7 of 186 comments (clear)

  1. Make some real money by Anonymous Coward · · Score: 2, Interesting

    Use the land to grow weed. You don't really have to plow it.

  2. Re:Government is just subsidizing bad practices. by ctilsie242 · · Score: 3, Interesting

    Then, some big multinational company will buy the land, and do the same thing, except on a larger scale.

  3. Let them grow "grass" . . . by PolygamousRanchKid+ · · Score: 1, Interesting

    Without the tax incentives, farmers will find something else grow.

    . . . "grass", ya know, like the type that goes into "funny" cigarettes.

    The farmers will make enough money with that, and won't need any taxpayer money.

    Hey, and then the government can "tax the grass", and actually make money on the scheme.

    --
    Schroedinger's Brexit: The UK is both in and out of the EU at the same time!
  4. Two problems: tilth and clearing by drinkypoo · · Score: 3, Interesting

    Tilth is farmers' fault.
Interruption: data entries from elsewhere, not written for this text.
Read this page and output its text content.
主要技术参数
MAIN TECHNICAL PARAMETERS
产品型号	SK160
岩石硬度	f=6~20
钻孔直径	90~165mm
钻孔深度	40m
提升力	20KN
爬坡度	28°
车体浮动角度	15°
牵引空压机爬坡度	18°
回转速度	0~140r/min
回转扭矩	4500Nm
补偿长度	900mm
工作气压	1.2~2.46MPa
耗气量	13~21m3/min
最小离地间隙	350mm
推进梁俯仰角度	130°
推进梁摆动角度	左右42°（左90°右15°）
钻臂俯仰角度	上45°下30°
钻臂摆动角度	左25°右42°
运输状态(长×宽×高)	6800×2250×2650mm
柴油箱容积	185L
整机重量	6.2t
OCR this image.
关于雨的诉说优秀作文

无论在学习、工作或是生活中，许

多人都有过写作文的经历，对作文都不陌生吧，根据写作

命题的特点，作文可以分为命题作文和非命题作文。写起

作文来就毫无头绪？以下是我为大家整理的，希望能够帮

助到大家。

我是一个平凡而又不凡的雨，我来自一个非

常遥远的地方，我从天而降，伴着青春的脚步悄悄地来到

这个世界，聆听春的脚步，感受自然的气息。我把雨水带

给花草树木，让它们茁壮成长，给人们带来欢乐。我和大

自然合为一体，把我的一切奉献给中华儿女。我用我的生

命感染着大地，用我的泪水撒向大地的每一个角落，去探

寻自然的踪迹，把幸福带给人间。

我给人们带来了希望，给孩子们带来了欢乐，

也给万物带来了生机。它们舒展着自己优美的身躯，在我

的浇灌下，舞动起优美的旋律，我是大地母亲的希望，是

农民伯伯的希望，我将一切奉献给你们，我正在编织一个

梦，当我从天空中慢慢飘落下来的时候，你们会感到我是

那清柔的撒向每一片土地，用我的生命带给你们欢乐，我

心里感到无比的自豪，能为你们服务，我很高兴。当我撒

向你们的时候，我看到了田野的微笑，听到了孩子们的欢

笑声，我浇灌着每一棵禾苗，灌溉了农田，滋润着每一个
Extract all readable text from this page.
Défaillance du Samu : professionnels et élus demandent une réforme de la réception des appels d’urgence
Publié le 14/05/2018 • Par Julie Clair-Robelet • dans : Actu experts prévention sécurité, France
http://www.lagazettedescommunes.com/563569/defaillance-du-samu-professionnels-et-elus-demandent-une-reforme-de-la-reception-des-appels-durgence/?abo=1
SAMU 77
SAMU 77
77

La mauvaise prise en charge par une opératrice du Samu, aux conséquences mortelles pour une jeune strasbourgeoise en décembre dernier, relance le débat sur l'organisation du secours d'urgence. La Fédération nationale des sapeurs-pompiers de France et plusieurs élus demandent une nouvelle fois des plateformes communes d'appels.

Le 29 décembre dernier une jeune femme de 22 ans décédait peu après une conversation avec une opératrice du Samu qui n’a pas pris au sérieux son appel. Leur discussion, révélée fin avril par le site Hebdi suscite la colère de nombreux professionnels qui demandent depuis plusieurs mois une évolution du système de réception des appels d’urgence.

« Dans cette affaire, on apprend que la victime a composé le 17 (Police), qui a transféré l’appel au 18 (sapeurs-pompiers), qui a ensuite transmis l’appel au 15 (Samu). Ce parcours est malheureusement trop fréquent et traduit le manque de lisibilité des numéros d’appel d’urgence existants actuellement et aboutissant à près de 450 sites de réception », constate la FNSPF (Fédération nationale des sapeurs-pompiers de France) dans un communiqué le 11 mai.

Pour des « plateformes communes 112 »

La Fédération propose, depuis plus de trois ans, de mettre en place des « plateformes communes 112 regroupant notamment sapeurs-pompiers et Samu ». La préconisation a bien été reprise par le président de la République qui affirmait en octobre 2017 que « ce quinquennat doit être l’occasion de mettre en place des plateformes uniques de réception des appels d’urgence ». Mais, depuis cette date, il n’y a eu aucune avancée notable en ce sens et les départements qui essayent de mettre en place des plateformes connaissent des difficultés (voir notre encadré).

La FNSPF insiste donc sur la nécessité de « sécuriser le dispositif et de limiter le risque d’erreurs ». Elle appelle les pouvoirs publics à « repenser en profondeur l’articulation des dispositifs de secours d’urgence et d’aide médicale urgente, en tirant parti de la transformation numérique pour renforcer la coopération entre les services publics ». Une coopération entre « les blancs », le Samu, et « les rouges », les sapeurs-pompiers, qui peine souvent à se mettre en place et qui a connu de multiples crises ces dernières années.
There are zero-tilth agricultural methods. Clearing is suppliers' fault. They effectively force farmers to clear woods around their property that would slow winds because it also harbors animals that might shit on the lettuce, or what have you. Instead of doing due diligence and actually inspecting produce, they just want to be able to handle it like it's made of plastic.

    --
    "You're right," Fisheye says. "I should have set it on 'whip' or 'chop.'"
  5. Re:Corn by ShanghaiBill · · Score: 4, Interesting

    Cant we farm without the soil blowing away

    Yes we can. The trick is to stop plowing. No-till is cheaper, less labor intensive, more profitable, and better for the soil. It also results in more carbon retained in the soil as humus. It is widely used, and adoption is growing.

  6. Re:sounds like a shakedown by Anonymous Coward · · Score: 2, Interesting

    "Family farms" and corporate-owned farms are the same according to that report, so long as a majority shareholder does some work or has a relative that does some work on the farm.

    By that measure, nearly every multinational corporation is a family business.

    You know fully well what people mean when they say "Family-farm" yet chose to ignore the contents of the report for a severely lacking headline summary that reinforces your biases. At least you could have read the report you linked to which shows that your claim, using terms as they are expected, is wrong.

  7. Re:No-till is cheaper for who ? by ShanghaiBill · · Score: 4, Interesting

    Last year I visited a research farm near UC Davis. The fields were no-till, and rather than spraying the entire field with glyphosate, the used a targeted applicator and an optical sensor to recognize the weeds and put the herbicide directly onto the leaves. No glyphosate was wasted by spraying it onto the soil or the crop. This cut the need for herbicide by 95%, reducing the cost and the environmental impact. They hope to make the applicator so accurate that it can even be used with crops that have no glyphosate tolerance, since none of it will touch them.

    In a few years, this technology will be common, and plowshares will be melted down to make, well, maybe swords or something.